Segundo a recomendação, a Promotoria de Justiça vem recebendo, de forma reiterada, denúncias e reclamações de moradores sobre poluição sonora provocada por shows, música ao vivo e som amplificado em bares, casas noturnas e outros estabelecimentos comerciais e esportivos, principalmente durante o período noturno.
A orientação reforça o cumprimento da Lei Municipal nº 3.003/2026, que estabelece regras para a proteção contra a poluição sonora, o controle da emissão de ruídos e o funcionamento de estabelecimentos que desenvolvem atividades com som no município.
Limites de emissão sonora
A legislação estabelece limites diferentes conforme o tipo de área e o período do dia.

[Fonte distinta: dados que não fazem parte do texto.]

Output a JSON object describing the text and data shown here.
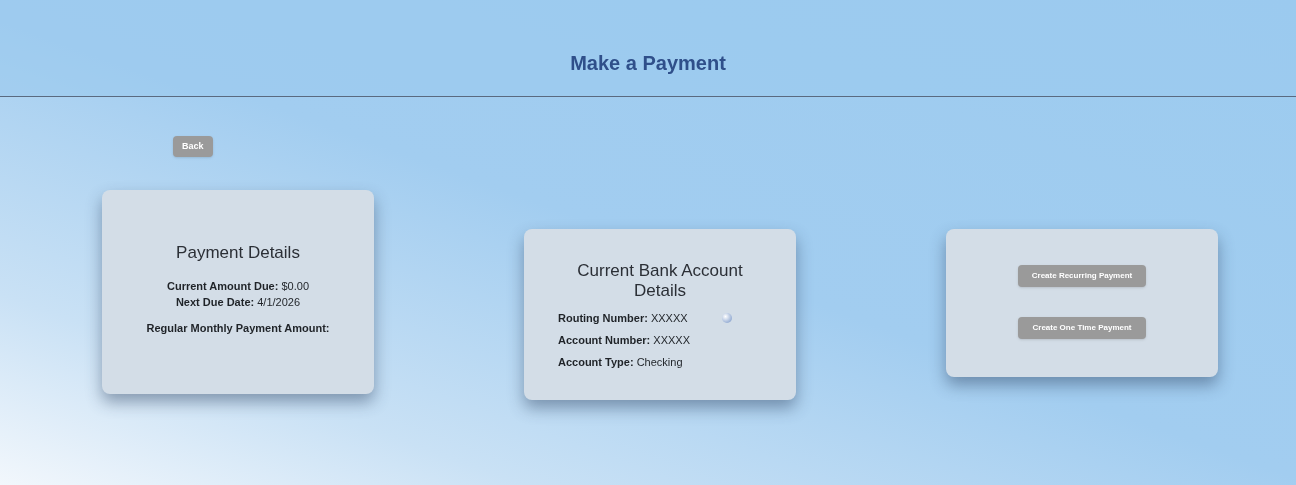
{
  "header": {
    "title": "Make a Payment"
  },
  "back_button": "Back",
  "payment_details": {
    "title": "Payment Details",
    "lines": [
      {
        "label": "Current Amount Due:",
        "value": "$0.00"
      },
      {
        "label": "Next Due Date:",
        "value": "4/1/2026"
      }
    ],
    "regular_amount_label": "Regular Monthly Payment Amount:"
  },
  "bank_account": {
    "title": "Current Bank Account Details",
    "lines": [
      {
        "label": "Routing Number:",
        "value": "XXXXX",
        "info": true
      },
      {
        "label": "Account Number:",
        "value": "XXXXX",
        "info": false
      },
      {
        "label": "Account Type:",
        "value": "Checking",
        "info": false
      }
    ]
  },
  "actions": [
    "Create Recurring Payment",
    "Create One Time Payment"
  ]
}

Durante a noite, após as 22h, os limites máximos são:
55 dB(A) em áreas comerciais ou mistas;
50 dB(A) em áreas predominantemente residenciais.

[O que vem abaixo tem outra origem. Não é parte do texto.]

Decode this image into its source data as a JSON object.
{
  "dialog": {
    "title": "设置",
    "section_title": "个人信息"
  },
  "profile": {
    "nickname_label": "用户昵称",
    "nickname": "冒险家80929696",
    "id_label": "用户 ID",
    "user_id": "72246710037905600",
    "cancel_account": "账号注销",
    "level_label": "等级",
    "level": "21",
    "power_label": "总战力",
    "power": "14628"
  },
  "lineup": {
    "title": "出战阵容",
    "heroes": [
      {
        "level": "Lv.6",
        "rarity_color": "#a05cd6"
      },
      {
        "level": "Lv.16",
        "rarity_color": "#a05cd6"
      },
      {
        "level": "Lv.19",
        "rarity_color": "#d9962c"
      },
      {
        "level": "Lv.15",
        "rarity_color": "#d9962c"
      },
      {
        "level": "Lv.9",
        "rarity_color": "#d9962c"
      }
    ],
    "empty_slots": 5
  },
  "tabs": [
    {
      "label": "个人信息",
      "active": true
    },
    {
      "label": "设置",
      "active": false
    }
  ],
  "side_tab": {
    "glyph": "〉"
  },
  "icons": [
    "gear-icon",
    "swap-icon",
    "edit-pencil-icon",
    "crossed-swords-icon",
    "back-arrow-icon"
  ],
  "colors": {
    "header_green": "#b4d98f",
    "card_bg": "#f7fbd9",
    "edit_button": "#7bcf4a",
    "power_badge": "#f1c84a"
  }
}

Durante o período diurno, os limites são de 60 dB(A) em áreas comerciais ou mistas e 55 dB(A) em áreas predominantemente residenciais.
Responsabilidade dos estabelecimentos
A recomendação é direcionada aos proprietários, sócios, administradores e responsáveis por bares, restaurantes, lanchonetes, casas noturnas, clubes, espaços de eventos e demais estabelecimentos que realizem shows, música ao vivo, utilizem som mecânico ou qualquer forma de som amplificado.
Esses estabelecimentos devem respeitar os limites previstos na legislação e, quando necessário, adotar medidas de isolamento, contenção ou adequação acústica, evitando que o som ultrapasse os níveis permitidos.
A recomendação também orienta que, antes da realização de shows, eventos ou apresentações musicais, os responsáveis verifiquem a necessidade de autorização especial junto ao Poder Executivo Municipal, além de observar eventuais horários e condições de funcionamento estabelecidos pela regulamentação municipal.
Possíveis consequências do descumprimento
O documento alerta que o descumprimento das regras pode resultar em diferentes medidas, conforme previsto na legislação municipal, incluindo advertência, multa de 50 a 200 VRM, apreensão de equipamentos, suspensão de licença ou alvará, interdição do estabelecimento e cassação do alvará de funcionamento.
A recomendação também menciona a possibilidade de responsabilização civil e criminal, conforme a situação e a legislação aplicável.
Além disso, o Ministério Público orienta os estabelecimentos a priorizarem o diálogo com a vizinhança diante de reclamações, buscando alternativas como melhorias no isolamento acústico, redução do volume ou adequação dos horários, com o objetivo de prevenir conflitos e novas medidas administrativas ou judiciais.
Câmara recebe documento para ampla divulgação
A Recomendação Ministerial foi encaminhada à Prefeitura Municipal, Secretaria Municipal de Meio Ambiente, Câmara Municipal de Aripuanã, Polícia Militar e Delegacia de Polícia, com a finalidade de dar conhecimento e promover a ampla divulgação das orientações.
O Ministério Público destaca que a recomendação possui caráter preventivo e pedagógico, buscando dar ciência aos responsáveis sobre a legislação vigente e sobre as consequências do eventual descumprimento. O documento esclarece ainda que a recomendação não possui caráter impositivo ou vinculante, sem prejuízo da adoção das medidas administrativas e judiciais cabíveis caso sejam constatadas irregularidades.